Школьников Семён Семёнович:
Понимаете, есть кадры, которые настолько примелькались и в иностранных фильмах, и везде. Они действительно заметны. Меня ведь три раза забрасывали к партизанам и, например, те кадры почему-то особенно часто используют иностранцы. Но есть кадры, про которые говорят: «Это же ты снимал!», а я не могу вспомнить.
Ника:
Я если в метрах посчитать, в километрах…?
Школьников Семён Семёнович:
Это трудно сказать. Когда-то посчитали, и получилось, по-моему, 3, 5 миллиона метров пленки все сняли, все операторы.
Ника:
Скажите, а для чего снимали?
Школьников Семён Семёнович:
Я вам приведу только один пример. Когда я приезжал в Москву, я ведь снимал еще и советско-финскую войну 1939 – 1940 года, потом служил в армии, был командиром взвода разведки и только потом, после второго ранения меня взяли в Москву, дали киноаппарат, и с ранней осени 1942 года я начал снимать на фронте. Так вот, нас было 258 человек, каждый пятый погиб, осталось около 200 и постепенно уходили, уходили, уходили…
Ника:
Какое счастье, что мы сегодня видим вас и, я надеюсь, вы нам сегодня расскажете какие-то тайны, потому что всегда кажется, что есть какая-то вторая жизнь, второе дно, которое нам неизвестно.
Вопрос телезрителя:
Скажите, пожалуйста, во время войны Ваше ремесло вообще можно было относить к журналистской деятельности или это больше походило на военное ремесло? И вообще, как к этому относились военные, они как это характеризовали?
Школьников Семён Семёнович:
Ну, вообще, конечно, мы были военные журналисты.
Ника:
Наверняка, прежде чем вам дать камеру, вас же проверяли в первом отделе, в особом отделе. Не могли же любому человеку выдать камеру и пустить его на фронт.
Школьников Семён Семёнович:
Вообще-то не было никаких, абсолютно никаких запретов. Вот ты пришел на фронт и снимай, то, что ты снимаешь нужным.
Ника:
То есть, сейчас запретов больше, чем тогда?

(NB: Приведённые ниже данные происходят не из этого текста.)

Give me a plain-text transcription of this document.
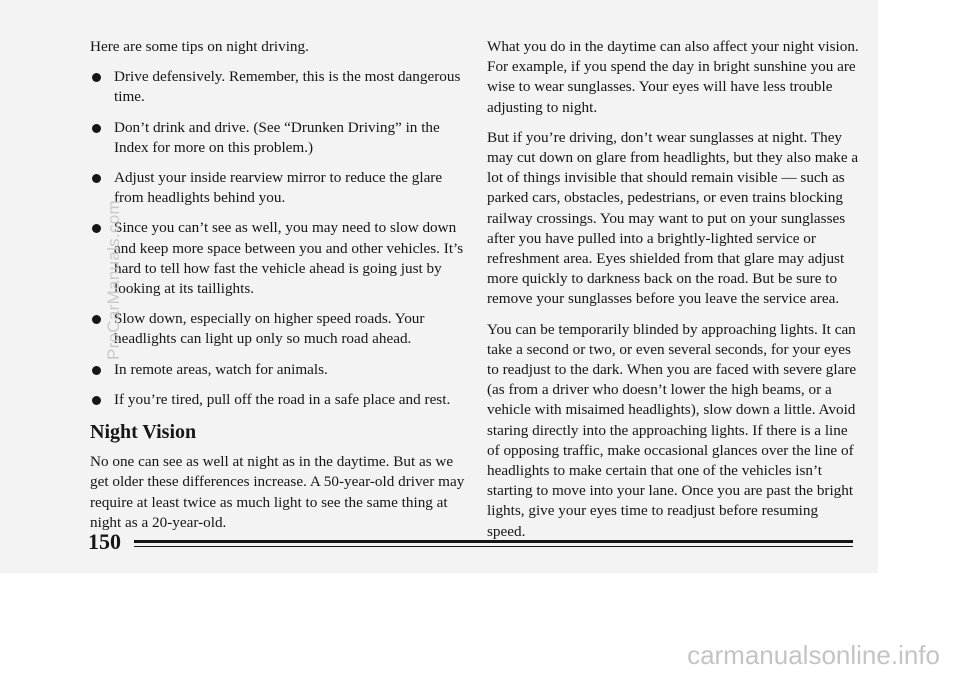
Here are some tips on night driving.

Drive defensively. Remember, this is the most dangerous time.
Don’t drink and drive. (See “Drunken Driving” in the Index for more on this problem.)
Adjust your inside rearview mirror to reduce the glare from headlights behind you.
Since you can’t see as well, you may need to slow down and keep more space between you and other vehicles. It’s hard to tell how fast the vehicle ahead is going just by looking at its taillights.
Slow down, especially on higher speed roads. Your headlights can light up only so much road ahead.
In remote areas, watch for animals.
If you’re tired, pull off the road in a safe place and rest.
Night Vision

No one can see as well at night as in the daytime. But as we get older these differences increase. A 50-year-old driver may require at least twice as much light to see the same thing at night as a 20-year-old.

What you do in the daytime can also affect your night vision. For example, if you spend the day in bright sunshine you are wise to wear sunglasses. Your eyes will have less trouble adjusting to night.

But if you’re driving, don’t wear sunglasses at night. They may cut down on glare from headlights, but they also make a lot of things invisible that should remain visible — such as parked cars, obstacles, pedestrians, or even trains blocking railway crossings. You may want to put on your sunglasses after you have pulled into a brightly-lighted service or refreshment area. Eyes shielded from that glare may adjust more quickly to darkness back on the road. But be sure to remove your sunglasses before you leave the service area.

You can be temporarily blinded by approaching lights. It can take a second or two, or even several seconds, for your eyes to readjust to the dark. When you are faced with severe glare (as from a driver who doesn’t lower the high beams, or a vehicle with misaimed headlights), slow down a little. Avoid staring directly into the approaching lights. If there is a line of opposing traffic, make occasional glances over the line of headlights to make certain that one of the vehicles isn’t starting to move into your lane. Once you are past the bright lights, give your eyes time to readjust before resuming speed.

150
ProCarManuals.com
carmanualsonline.info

Школьников Семён Семёнович:
Может быть и так. Но, конечно, когда мы присылали материал в Москву, там, конечно, сидел человек, который отбирал. Я помню, я летал с американцами на летающих крепостях, это было под Полтавой, там аэродром был. И наш генерал сказал мне: «Снимайте все, что вы хотите, но только, когда будете лететь, стол штурманов не снимайте, потому что у них все засекречено». Я так и сделал. А мы уже были друзьями, он подошел и спросил: «А нас почему не снимаешь?», я ему и сказал. А он: «Да пошли они! Снимай!», а я говорю: «Я не могу. Мне сказали не снимать». Он говорит: «Это мы будем отвечать, а если не снимешь – мы тебя в этот люк выбросим вместо бомбы!».
Ника:
А военные как относились? Потому что, если вспоминать кадры, например, Первой Мировой войны, когда камера была совсем в диковинку, то видно, как все стоят и пытаются посмотреть в эту камеру, и рукой помахать… Появилось другое отношение в Великой Отечественной войне? Как-то люди спокойнее стали относиться к камере?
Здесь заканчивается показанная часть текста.